Connect Services Baseline (Connect Installation)

For Connect installation sizing, prioritize tuning Flow Server and PostgreSQL. In most environments, the shipped chart defaults for other Connect services and third-party services are sufficient and can remain unchanged unless monitoring shows sustained resource pressure.

1. PostgreSQL Baseline

PostgreSQL is deployed in HA mode (replica: 3) and can be tuned vertically by adjusting CPU and memory requests and limits.

Cluster Size	Replicas	CPU Request (vCPUs)	CPU Limit (vCPUs)	Memory Request (GiB)	Memory Limit (GiB)	Storage per Server (GiB)
Small	3	1	2	2	4	5
Medium	3	2	4	4	8	20
Large	3	4	8	8	16	50

2. Flow Server Baseline

Flow server is the only Connect service that supports horizontal scaling, all others (e.g., identity services, insights, resource registry, deployment operator and frontend services) should remain at replicas: 1 and be tuned vertically.

Cluster Size	`replicas`	CPU Request (vCPUs)	CPU Limit (vCPUs)	Memory Request (GiB)	Memory Limit (GiB)	`mc.flow-server.maxNumberOfShards`
Small	3	1	1	2	2	30
Medium	5	2	2	4	4	50
Large	7	3	3	8	8	70

maxNumberOfShards should be set before scaling and must not be decreased on a running cluster, as it would affect the assignment of existing shards and can lead to data inconsistencies or flow execution errors.

When scaling flow server horizontally, keep the replica count odd to reduce the risk of split-brain scenarios during leader election. For example, if you would otherwise scale to 6 replicas, consider scaling to 7 instead.

2) Scenario-Specific Sizing Guideline

Use these scenarios to adjust the general baseline for your workload. Apply the listed changes in priority order.
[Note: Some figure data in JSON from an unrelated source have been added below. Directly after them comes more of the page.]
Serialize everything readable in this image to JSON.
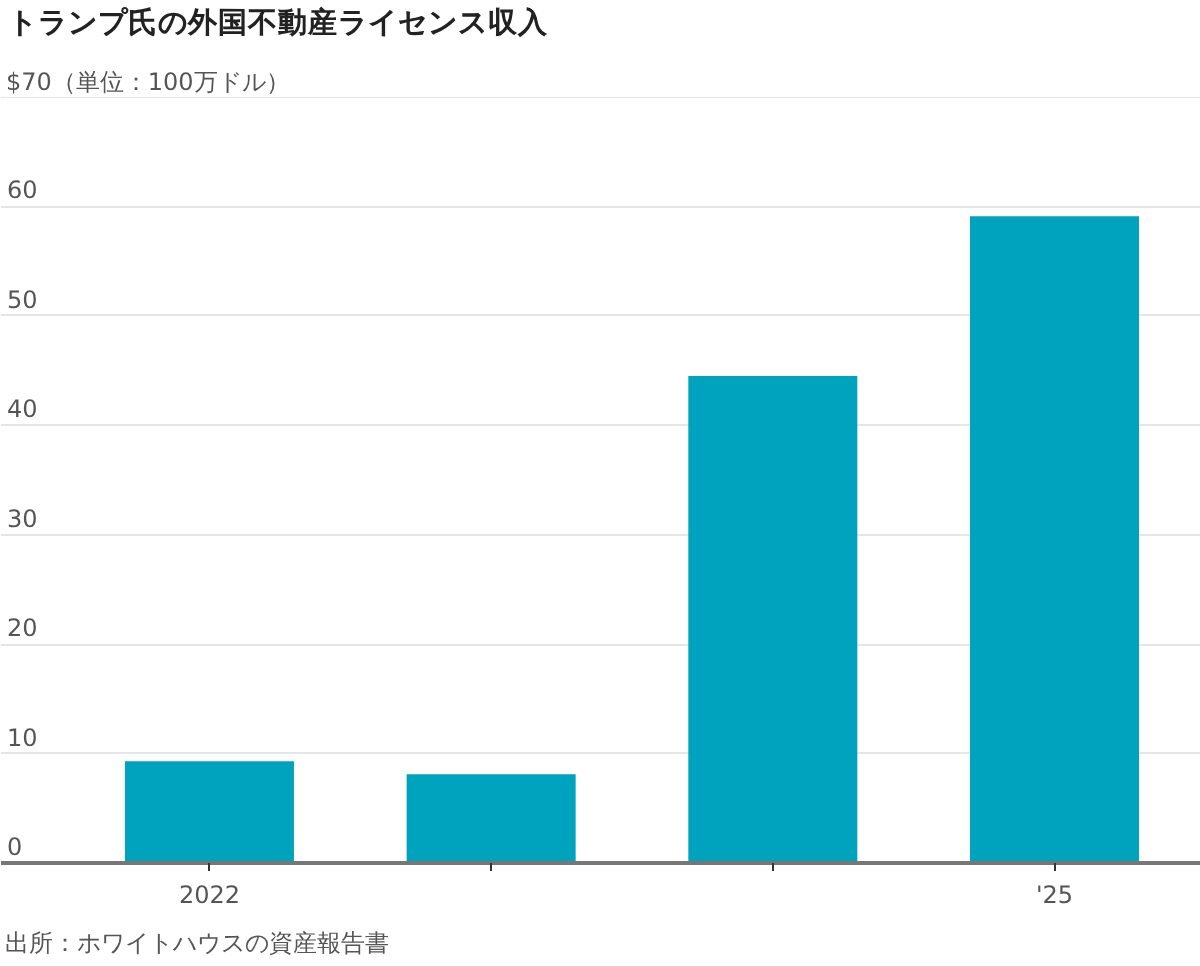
{
  "chart_data": {
    "type": "bar",
    "title": "トランプ氏の外国不動産ライセンス収入",
    "categories": [
      "2022",
      null,
      null,
      "'25"
    ],
    "values": [
      9.3,
      8.1,
      44.5,
      59.1
    ],
    "color": "#00a3bd",
    "ylim": [
      0,
      70
    ],
    "yticks": [
      0,
      10,
      20,
      30,
      40,
      50,
      60,
      {
        "value": 70,
        "label": "$70（単位：100万ドル）"
      }
    ],
    "grid": "y",
    "annotations": [
      "出所：ホワイトハウスの資産報告書"
    ]
  }
}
Scenario Foundation Installation Changes Connect Installation Changes

Scenario	Foundation Installation Changes	Connect Installation Changes
High-Throughput and Small Messages	Scale worker-node CPU first; verify Elasticsearch indexing CPU and storage IOPS.	Scale flow server horizontally first; keep `maxNumberOfShards = 10 x replicas`; tune flow server CPU before memory.
Large-Payload Integrations	Scale node memory first; verify Elasticsearch memory/storage throughput and MinIO Tenant storage capacity.	Scale flow server vertically (memory first, then CPU); verify MinIO storage/throughput because payloads above the `largeMessages.byteThreshold` (default `100 KB`) are side-channeled to MinIO; increase PostgreSQL and OpenBao memory only if observed pressure requires it.
Mixed Workloads	Balance node CPU and memory; monitor Elasticsearch indexing latency and disk saturation.	Combine moderate flow server horizontal scaling with moderate vertical scaling across flow server, PostgreSQL, and Insights.
Burst / Peak Traffic	Size nodes and Elasticsearch for peak windows, not average traffic; validate storage burst behavior.	Maintain flow server replica headroom; verify PostgreSQL CPU/memory and WAL (write-ahead log) storage growth during peak periods.

High-Throughput and Small Messages

Scale worker-node CPU first; verify Elasticsearch indexing CPU and storage IOPS.

Scale flow server horizontally first; keep maxNumberOfShards = 10 x replicas; tune flow server CPU before memory.

Large-Payload Integrations

Scale node memory first; verify Elasticsearch memory/storage throughput and MinIO Tenant storage capacity.

Scale flow server vertically (memory first, then CPU); verify MinIO storage/throughput because payloads above the largeMessages.byteThreshold (default 100 KB) are side-channeled to MinIO; increase PostgreSQL and OpenBao memory only if observed pressure requires it.

Mixed Workloads

Balance node CPU and memory; monitor Elasticsearch indexing latency and disk saturation.

Combine moderate flow server horizontal scaling with moderate vertical scaling across flow server, PostgreSQL, and Insights.

Burst / Peak Traffic

Size nodes and Elasticsearch for peak windows, not average traffic; validate storage burst behavior.

Maintain flow server replica headroom; verify PostgreSQL CPU/memory and WAL (write-ahead log) storage growth during peak periods.

Implementation Notes

Configure Kubernetes capacity and Foundation-managed services during Foundation installation.
Configure Connect services and Connect-managed third-party charts during Connect installation.
Define CPU and memory requests for all workloads; define limits according to your runtime policy and test results.
Validate under representative load before production rollout.